Travel documents were confiscated to prevent escape or challenge of the process. Some women received shockingly low payments for egg donation — as little as €100 — starkly illustrating the depth of exploitation.
Meanwhile, amounts paid by prospective parents often reached tens or hundreds of thousands of euros, highlighting the vast economic gap between the organization’s profits and the paltry sums given to women.
The Role of Intermediaries
The ruling devotes significant attention to the intermediaries, critical figures in the network paid undisclosed amounts per recruitment. They effectively served as the “entry gate” for the illicit operation.
Simply put, without them, the entire scheme could not function. Descriptions highlight women recruited under promises of inherently illegal commercial transactions — not donations, but sales of eggs, conducted outside the legal framework, with full awareness of blatant law violations by members.

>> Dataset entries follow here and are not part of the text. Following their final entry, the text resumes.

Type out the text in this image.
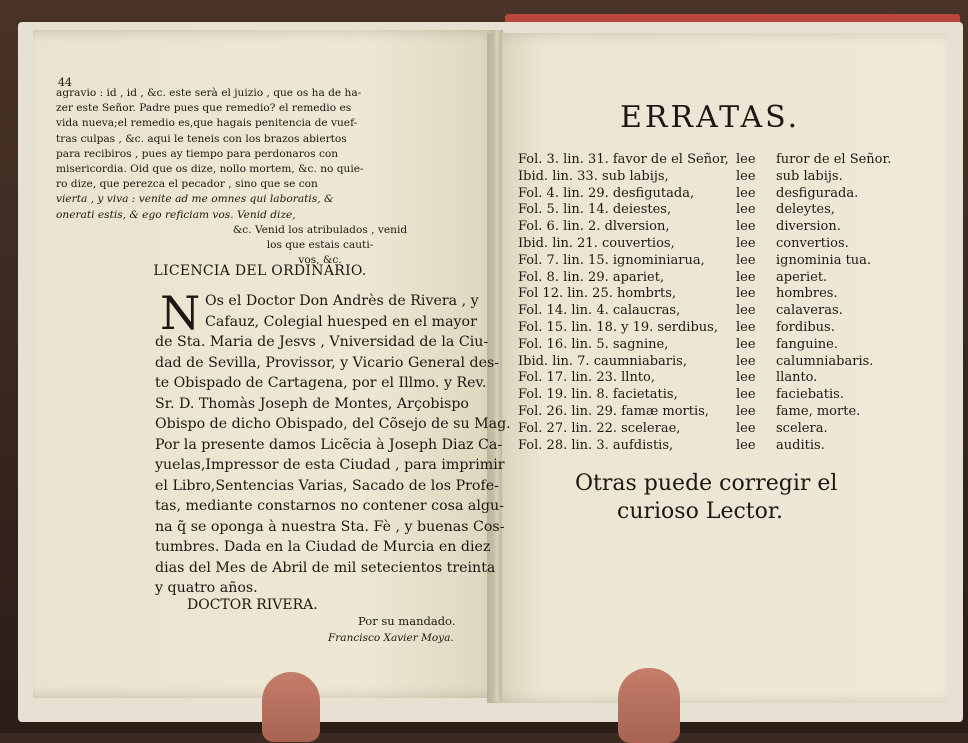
44
agravio : id , id , &c. este serà el juizio , que os ha de ha-
zer este Señor. Padre pues que remedio? el remedio es
vida nueva;el remedio es,que hagais penitencia de vuef-
tras culpas , &c. aqui le teneis con los brazos abiertos
para recibiros , pues ay tiempo para perdonaros con
misericordia. Oid que os dize, nollo mortem, &c. no quie-
ro dize, que perezca el pecador , sino que se con
vierta , y viva : venite ad me omnes qui laboratis, &
onerati estis, & ego reficiam vos. Venid dize,
&c. Venid los atribulados , venid
los que estais cauti-
vos, &c.
LICENCIA DEL ORDINARIO.
N Os el Doctor Don Andrès de Rivera , y
Cafauz, Colegial huesped en el mayor
de Sta. Maria de Jesvs , Vniversidad de la Ciu-
dad de Sevilla, Provissor, y Vicario General des-
te Obispado de Cartagena, por el Illmo. y Rev.
Sr. D. Thomàs Joseph de Montes, Arçobispo
Obispo de dicho Obispado, del Cõsejo de su Mag.
Por la presente damos Licẽcia à Joseph Diaz Ca-
yuelas,Impressor de esta Ciudad , para imprimir
el Libro,Sentencias Varias, Sacado de los Profe-
tas, mediante constarnos no contener cosa algu-
na q̃ se oponga à nuestra Sta. Fè , y buenas Cos-
tumbres. Dada en la Ciudad de Murcia en diez
dias del Mes de Abril de mil setecientos treinta
y quatro años.
DOCTOR RIVERA.
Por su mandado.
Francisco Xavier Moya.
ERRATAS.
Fol. 3. lin. 31. favor de el Señor, lee furor de el Señor.
Ibid. lin. 33. sub labijs,	lee sub labijs.
Fol. 4. lin. 29. desfigutada,	lee desfigurada.
Fol. 5. lin. 14. deiestes,	lee deleytes,
Fol. 6. lin. 2. dlversion,	lee diversion.
Ibid. lin. 21. couvertios,	lee convertios.
Fol. 7. lin. 15. ignominiarua, lee ignominia tua.
Fol. 8. lin. 29. apariet,	lee aperiet.
Fol 12. lin. 25. hombrts,	lee hombres.
Fol. 14. lin. 4. calaucras,	lee calaveras.
Fol. 15. lin. 18. y 19. serdibus, lee fordibus.
Fol. 16. lin. 5. sagnine,	lee fanguine.
Ibid. lin. 7. caumniabaris,	lee calumniabaris.
Fol. 17. lin. 23. llnto,	lee llanto.
Fol. 19. lin. 8. facietatis,	lee faciebatis.
Fol. 26. lin. 29. famæ mortis, lee fame, morte.
Fol. 27. lin. 22. scelerae,	lee scelera.
Fol. 28. lin. 3. aufdistis,	lee auditis.
Otras puede corregir el
curioso Lector.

From there, the eggs came under the control of the network, used either for fertilization to enable pregnancy for the intended mother or allocated to surrogates to complete IVF cycles that could never be legally approved.
Simultaneously, the network adapted all illegal actions to align with judicial decisions obtained through falsified or incomplete documents, creating a facade of legality over wholly unlawful procedures.
Legal Perspective and Societal Impact
Speaking to THEMA newspaper, lawyer Liana Togantzi emphasizes that this case is not merely serious but unprecedented in Greek history.
“For the first time, the judiciary confronts such an extensive, multi-layered network exploiting women where human dignity was commodified,” she states.
“My clients are not mere case files. They are women who found themselves utterly powerless, subjected to procedures flagrantly violating legality and every moral boundary. The exposure of this mechanism is not only vindication for the victims but a necessary message to society that such practices cannot remain in the shadows. Justice must protect the most vulnerable.”